DC Books Commemmorative Speech August 21 2010

Youth’s Role in Democracy: Governance and Elections in the background of the 2009 General Elections
PRESENTATION BY
By Navin B. Chawla, IAS (Retd.) and former Chief Election Commissioner of India at Thrissur,
Kerela on 21 August 2012

Very briefly put, Democracy is Revolution by consent enforced through elections. Democratic elections do provide platforms for citizens to assert their civil and political rights by holding their elected representative accountable. The right to vote is perhaps the most important political right. In Lyndon Johnson’s memorable words, “The vote is the most powerful instrument ever devised by man for breaking down injustice and destroying the terrible walls which imprison men because they are different from other men.” The result is a more equitable and people-centered system of governance within society. Good governance is essential for sustainable development, both economic and social. Elections provide a starting point of the quest for justice and equality.

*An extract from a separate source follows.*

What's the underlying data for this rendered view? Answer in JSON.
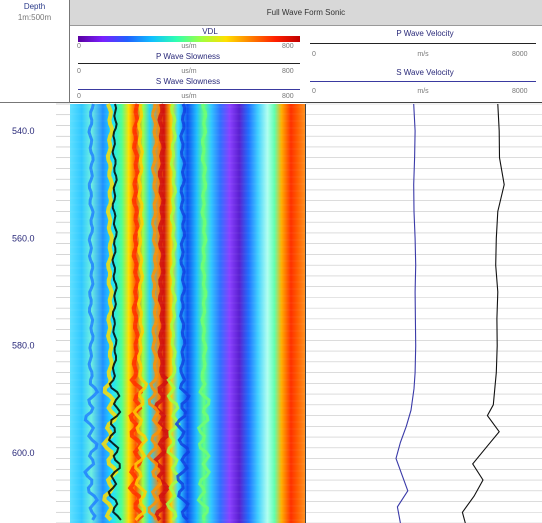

In India, the rise of SC & ST leaders, farmers, women, and minorities to head national and state governments and to other important positions has very much to do with the practice of electoral democracy. Heterogeneity of parties and government formation through coalitions do reflect a bouquet of diverse aspirations. The upward trend of participation among women, adivasis, dalits, villagers & poor in the decision making process can be traced to elections.

Indian Democracy was the largest democracy even at the time of the first general elections in 1951-52. The founders of modern India and members of the Constituent Assembly adopted universal adult suffrage, thus reposing faith in the wisdom of the common Indian to elect his/her representative to the seats of power. The choice of electoral democracy was variously termed: “a giant leap forward”, a bold enterprise and “an unparalleled adventure”. Despite a 16% literacy rate and a caste-based hierarchical social system, independence came directly in to the hands of ordinary people in the form of a vote. In spite of a low literacy rate, the ordinary people of India voted in many elections before even Switzerland allowed its women and Australia its aboriginals the vote.

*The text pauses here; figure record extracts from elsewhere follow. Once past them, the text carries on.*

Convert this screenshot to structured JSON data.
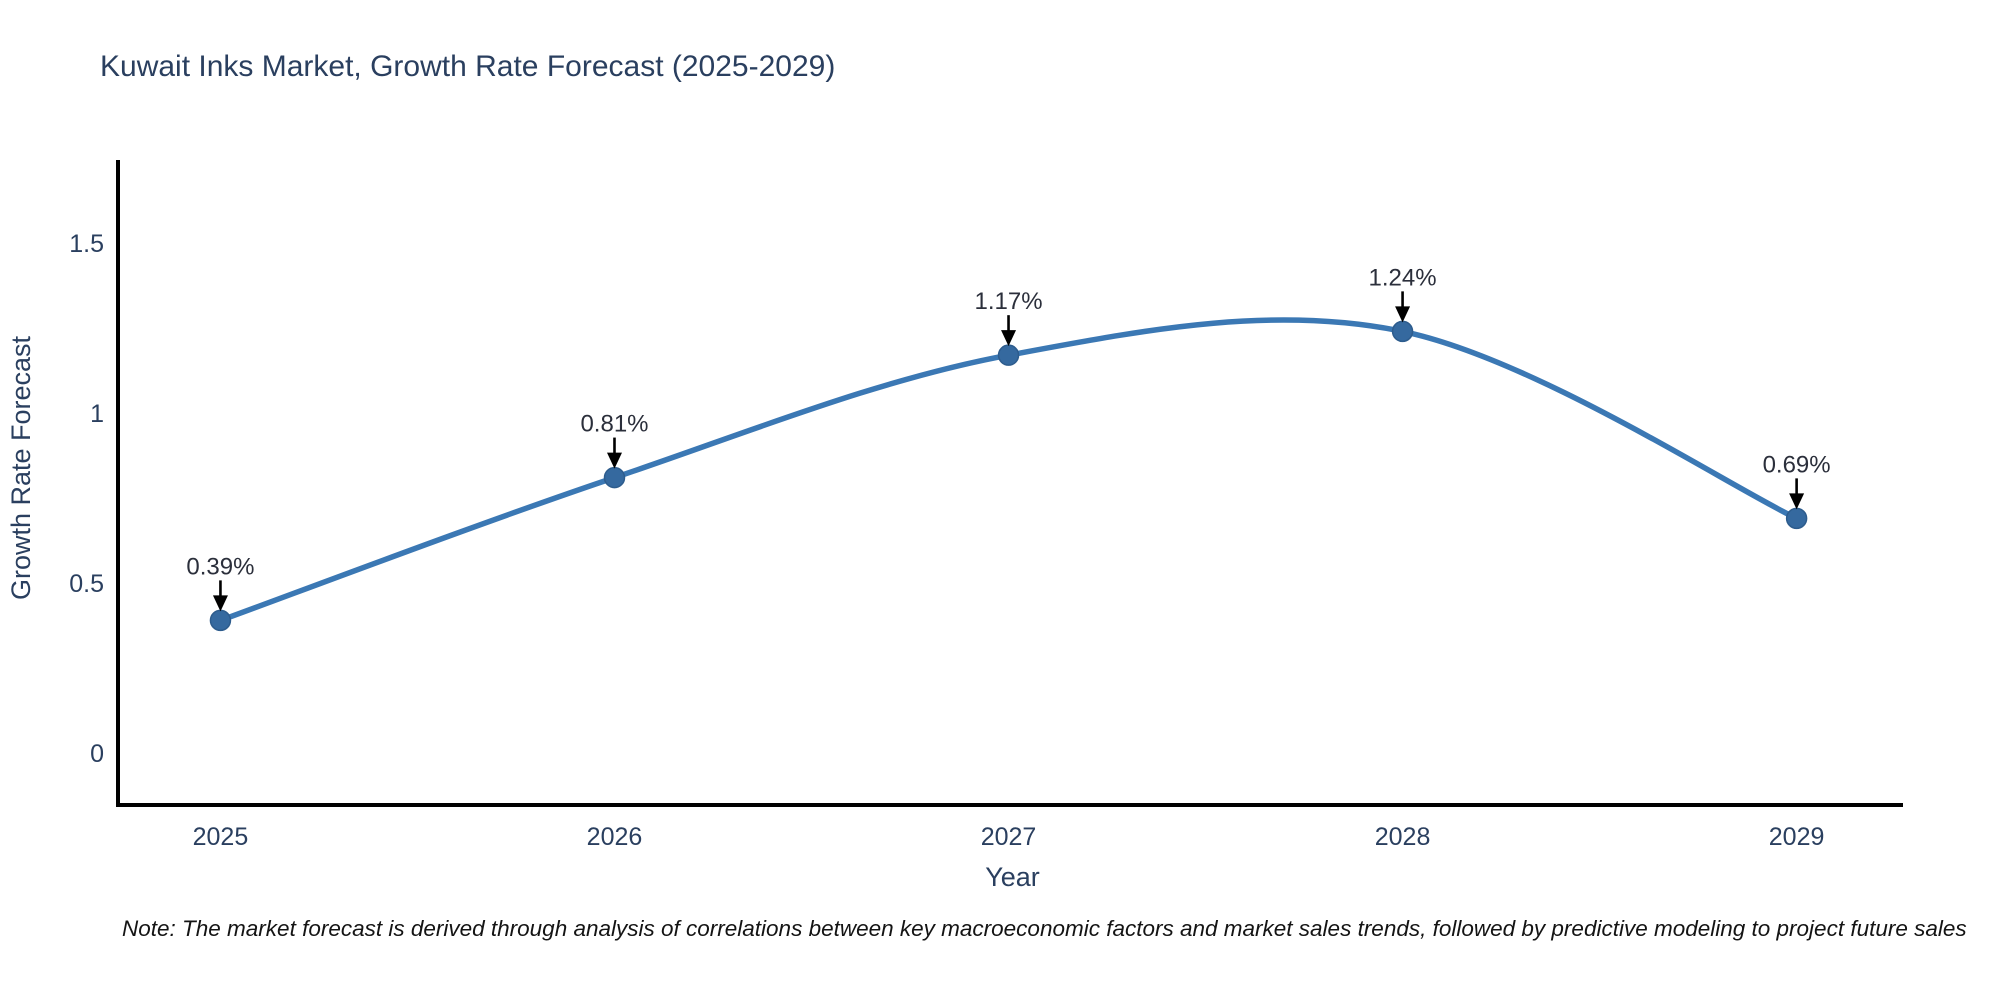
{
  "page": {
    "background": "#ffffff"
  },
  "chart_data": {
    "type": "line",
    "title": "Kuwait Inks Market, Growth Rate Forecast (2025-2029)",
    "x": [
      2025,
      2026,
      2027,
      2028,
      2029
    ],
    "categories": [
      "2025",
      "2026",
      "2027",
      "2028",
      "2029"
    ],
    "series": [
      {
        "name": "Growth Rate Forecast",
        "values": [
          0.39,
          0.81,
          1.17,
          1.24,
          0.69
        ]
      }
    ],
    "point_labels": [
      "0.39%",
      "0.81%",
      "1.17%",
      "1.24%",
      "0.69%"
    ],
    "xlabel": "Year",
    "ylabel": "Growth Rate Forecast",
    "xlim": [
      2024.74,
      2029.27
    ],
    "ylim": [
      -0.153,
      1.744
    ],
    "yticks": [
      0,
      0.5,
      1,
      1.5
    ],
    "ytick_labels": [
      "0",
      "0.5",
      "1",
      "1.5"
    ],
    "xtick_labels": [
      "2025",
      "2026",
      "2027",
      "2028",
      "2029"
    ],
    "grid": false,
    "legend": "none",
    "line_shape": "spline",
    "colors": {
      "line": "#3b78b4",
      "marker_fill": "#35699f",
      "marker_stroke": "#2d5c8d",
      "arrow": "#000000",
      "axis_text": "#2a3f5f",
      "annotation_text": "#2b2f3b",
      "axis_line": "#000000"
    }
  },
  "note": "Note: The market forecast is derived through analysis of correlations between key macroeconomic factors and market sales trends, followed by predictive modeling to project future sales"
}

The democratic system in India is based on the principle of universal adult suffrage; that is to say, any citizen of or over the age of 18 years on a prescribed qualifying date, i.e. 1st January of the year, can vote in an election The right to vote is irrespective of caste, creed, religion or gender. Those who are deemed unsound of mind, and people convicted of certain criminal offences are not allowed to vote. Voting is not compulsory in India. But, there has been a general increase in the number of people voting in Indian elections. From 44.87% in the first general elections (1951-52), it has steadily increased to 58.21% in the 15th general elections (2009).

India has conducted 15 General Elections to Parliament and more than 300 General Elections to State Assemblies. We have more than 3 million elected representatives at all levels – National, State and in the Local bodies. Indian elections to Parliament and Assemblies have never missed the deadline, and their credibility, too, has seldom been challenged.